Interview mit Sebastian Stark, Mitglied von DIE LINKE Stuttgart, der die Repressionen am 1.Mai in Stuttgart hautnah miterlebt hat.

In Stuttgart gab es Repressionen gegen mehrere 1. Mai Demonstrationen. Angefangen hat es mit der DGB-Demonstration. Wie sah die Repression der Polizei aus? Welche Blöcke wurden dort angegriffen von der Polizei?

Angegriffen wurde der Block aus dem Umfeld des Linken Zentrums Lilo Hermann in Stuttgart und der Gruppe „Solidarität und Klassenkampf“. Dort wurde ein Rauchkanister wie er häufig auch auf gewerkschaftlichen Demonstrationen eingesetzt wird genutzt und ein Papiertransparent aufgespannt das dann vom Block durschritten werden sollte um symbolisch den Kapitalismus zu zerreißen.

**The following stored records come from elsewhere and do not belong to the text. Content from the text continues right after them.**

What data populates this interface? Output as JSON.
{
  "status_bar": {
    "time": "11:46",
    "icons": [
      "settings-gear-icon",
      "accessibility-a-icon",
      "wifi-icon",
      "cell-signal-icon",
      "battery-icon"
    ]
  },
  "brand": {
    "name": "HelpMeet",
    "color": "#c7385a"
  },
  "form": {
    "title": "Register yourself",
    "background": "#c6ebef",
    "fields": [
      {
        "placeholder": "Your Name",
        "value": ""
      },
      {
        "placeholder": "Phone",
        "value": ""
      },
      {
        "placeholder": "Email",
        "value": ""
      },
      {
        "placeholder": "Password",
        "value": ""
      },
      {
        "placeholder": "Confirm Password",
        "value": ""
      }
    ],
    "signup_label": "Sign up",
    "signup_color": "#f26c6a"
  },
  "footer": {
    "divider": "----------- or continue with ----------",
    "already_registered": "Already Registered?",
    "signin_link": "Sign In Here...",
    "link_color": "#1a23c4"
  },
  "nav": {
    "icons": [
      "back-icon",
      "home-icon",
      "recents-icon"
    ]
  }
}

Diese Demonstrationsgestaltung Hat der Polizei genügt mit Schlagstöcken und Pfefferspray gegen den Block vorzugehen und die DGB Demo etwa 45min aufzuhalten.

Anschließend konnte die revolutionäre 1. Mai Demo nicht einmal loslaufen. Wie wurde dort die Repression begründet?

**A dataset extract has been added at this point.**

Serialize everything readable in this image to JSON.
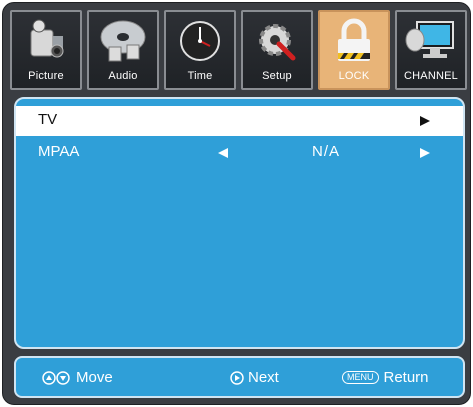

Immer wieder bekommen linke Demonstrationen absurde Auflagen. So wird die Breite von Transparenten auf 1,50m festgelegt. Der Abstand zwischen Transparenten soll mindestens 2m betragen. Die Höhe wird auch begrenzt. Außerdem wurde das Tragen auch medizinischer Masken vollständig untersagt. Den Verantwortlichen ist natürlich klar, dass solche Auflagen unmöglich durchzusetzen sind? Welches Transparent ist denn nur 1,50 breit? Welche Inhalte sollen darauf dargestellt werden? Außerdem nehmen an Großdemonstrationen auch immer noch Leute teil die aus privaten gesundheitlichen Gründen vorsichtig sind was Corona angeht. Soll man denen das Tragen einer medizinischen Maske verbieten? Diese Auflagen werden so festgelegt, dass von Anfang an klar ist: Die Demo wird nicht loslaufen gelassen. Das ist eine massive Einschränkung der Demonstrationsfreiheit.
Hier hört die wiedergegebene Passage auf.